Our favorite accounting fusspots, Tony Catanach and Ed Ketz have responded to the response of Groupon's CFO Jason Child who refuted the Grumpies' claims that the company's 4th quarter numbers weren't worth the paper they were printed on. Staying true to form, Tony and Ed pick apart Child's arguments against their arguments (without actually stating his name) pointing out that all this non-GAAP reporting is more or less worthless:
Take consolidated segment operating income (CSOI) for example. It starts with GAAP operating income and adds back very large expense amounts for stock-based compensation and acquisition-related expenses. Or how about pro-forma net income which starts with GAAP net income and again adds back the very same large expenses related to stock based compensation and acquisition-related charges. These metrics pretend that stock-based compensation and acquisition-related costs are unimportant when they are very real costs that the entity has incurred.
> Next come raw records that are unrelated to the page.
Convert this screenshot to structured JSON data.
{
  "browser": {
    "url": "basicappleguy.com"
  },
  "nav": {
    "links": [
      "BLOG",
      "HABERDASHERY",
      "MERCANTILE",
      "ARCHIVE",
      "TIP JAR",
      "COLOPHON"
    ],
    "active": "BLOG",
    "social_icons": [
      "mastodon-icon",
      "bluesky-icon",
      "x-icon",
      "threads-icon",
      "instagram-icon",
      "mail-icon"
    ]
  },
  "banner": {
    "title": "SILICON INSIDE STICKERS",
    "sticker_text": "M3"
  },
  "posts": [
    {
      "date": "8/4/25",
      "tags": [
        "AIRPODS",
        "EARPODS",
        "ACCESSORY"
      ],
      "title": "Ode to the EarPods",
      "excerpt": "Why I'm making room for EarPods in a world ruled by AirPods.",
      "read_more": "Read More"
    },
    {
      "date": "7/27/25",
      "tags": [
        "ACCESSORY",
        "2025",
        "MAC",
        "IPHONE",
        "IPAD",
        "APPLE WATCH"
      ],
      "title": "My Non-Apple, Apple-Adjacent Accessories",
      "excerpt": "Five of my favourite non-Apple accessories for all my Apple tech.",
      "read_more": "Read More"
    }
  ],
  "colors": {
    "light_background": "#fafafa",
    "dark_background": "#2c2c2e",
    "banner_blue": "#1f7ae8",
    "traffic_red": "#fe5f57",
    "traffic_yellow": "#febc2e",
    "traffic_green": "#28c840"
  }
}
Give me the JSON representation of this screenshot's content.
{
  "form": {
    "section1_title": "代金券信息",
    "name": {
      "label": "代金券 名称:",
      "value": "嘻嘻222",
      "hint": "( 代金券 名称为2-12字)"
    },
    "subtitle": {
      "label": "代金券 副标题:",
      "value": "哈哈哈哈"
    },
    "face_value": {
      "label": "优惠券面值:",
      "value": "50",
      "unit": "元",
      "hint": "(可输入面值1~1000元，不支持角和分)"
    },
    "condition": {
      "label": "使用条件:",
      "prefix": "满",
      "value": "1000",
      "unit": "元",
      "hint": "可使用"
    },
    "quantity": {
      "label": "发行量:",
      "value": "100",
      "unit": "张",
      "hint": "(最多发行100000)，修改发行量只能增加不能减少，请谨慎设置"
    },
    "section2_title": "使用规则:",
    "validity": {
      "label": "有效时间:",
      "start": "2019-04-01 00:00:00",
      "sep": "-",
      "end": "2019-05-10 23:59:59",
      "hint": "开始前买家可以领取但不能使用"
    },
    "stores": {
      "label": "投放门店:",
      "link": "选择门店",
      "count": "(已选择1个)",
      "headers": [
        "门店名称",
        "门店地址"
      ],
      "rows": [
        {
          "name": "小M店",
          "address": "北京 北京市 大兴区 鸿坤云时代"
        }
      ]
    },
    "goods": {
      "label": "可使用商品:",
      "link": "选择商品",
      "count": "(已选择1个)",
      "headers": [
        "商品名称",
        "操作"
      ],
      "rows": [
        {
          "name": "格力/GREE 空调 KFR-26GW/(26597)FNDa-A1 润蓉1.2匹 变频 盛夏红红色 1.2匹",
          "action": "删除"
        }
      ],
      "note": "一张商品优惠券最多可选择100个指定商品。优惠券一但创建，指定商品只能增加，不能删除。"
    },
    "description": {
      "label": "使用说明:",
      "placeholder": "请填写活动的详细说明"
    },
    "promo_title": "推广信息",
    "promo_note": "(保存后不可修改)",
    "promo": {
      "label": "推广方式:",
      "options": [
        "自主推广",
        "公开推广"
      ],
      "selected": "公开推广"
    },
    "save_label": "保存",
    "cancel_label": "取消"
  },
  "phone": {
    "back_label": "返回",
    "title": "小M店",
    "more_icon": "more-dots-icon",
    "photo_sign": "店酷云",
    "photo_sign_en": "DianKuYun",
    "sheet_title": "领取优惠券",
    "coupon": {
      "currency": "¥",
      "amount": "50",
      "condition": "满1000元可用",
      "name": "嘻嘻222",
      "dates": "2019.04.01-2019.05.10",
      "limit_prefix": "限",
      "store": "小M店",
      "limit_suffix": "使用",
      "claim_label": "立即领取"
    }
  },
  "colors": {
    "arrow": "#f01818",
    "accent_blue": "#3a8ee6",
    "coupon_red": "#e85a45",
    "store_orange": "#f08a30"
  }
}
Instead of being transparent, managers who eliminate these items are merely trying to find a nonnegative number to report. We just don’t see how such metrics (which only bias reported performance upward) help analysts unless you believe analysts can’t read financial statements or add and subtract. Could the Company be feeding the “sell side” analyst community performance results that will make it easier for them to sell Groupon stock? After all, these are the only analysts we know of that don’t read and can’t add.
Of the course the most important point that the Grumps made is that Jason Child actually took the time out of his otherwise, what I imagine to be, maddeningly busy schedule. Sure, a CFO is a face of the company in certain respects, and CFO probably egged him on a bit but why would a CFO of a flavor-of-the-month company like Groupon go to the trouble to respond to what academics who run an wonky obscure accounting blog say? Just because CFO quoted them? GOA were talking about this months ago and now their opinion has found its way into the sterling digital pages of CFO it's suddenly worth addressing? Christ, that's lame. All due respect to Tony and Ed, but GOA doesn't demand the same kind of attention as, say, Paul Krugman. But then again, maybe it, and they, should. To wit:
Groupon’s CFO took exception to our criticism about providing only aggregate cash flow data that failed to explain the 234 percent improvement in 2011 [operating cash flow]. But even he recognizes that “it is pretty unusual to have a business that loses money from a GAAP income perspective, but actually generates free-cash flow.” Sorry Mr. CFO, “pretty unusual” does not hack it…this situation refutes all logic!
Maybe the Groupon spinmeisters will get to Child and prevent him for getting down into mud further but hopefully he takes his communication cues from his boss.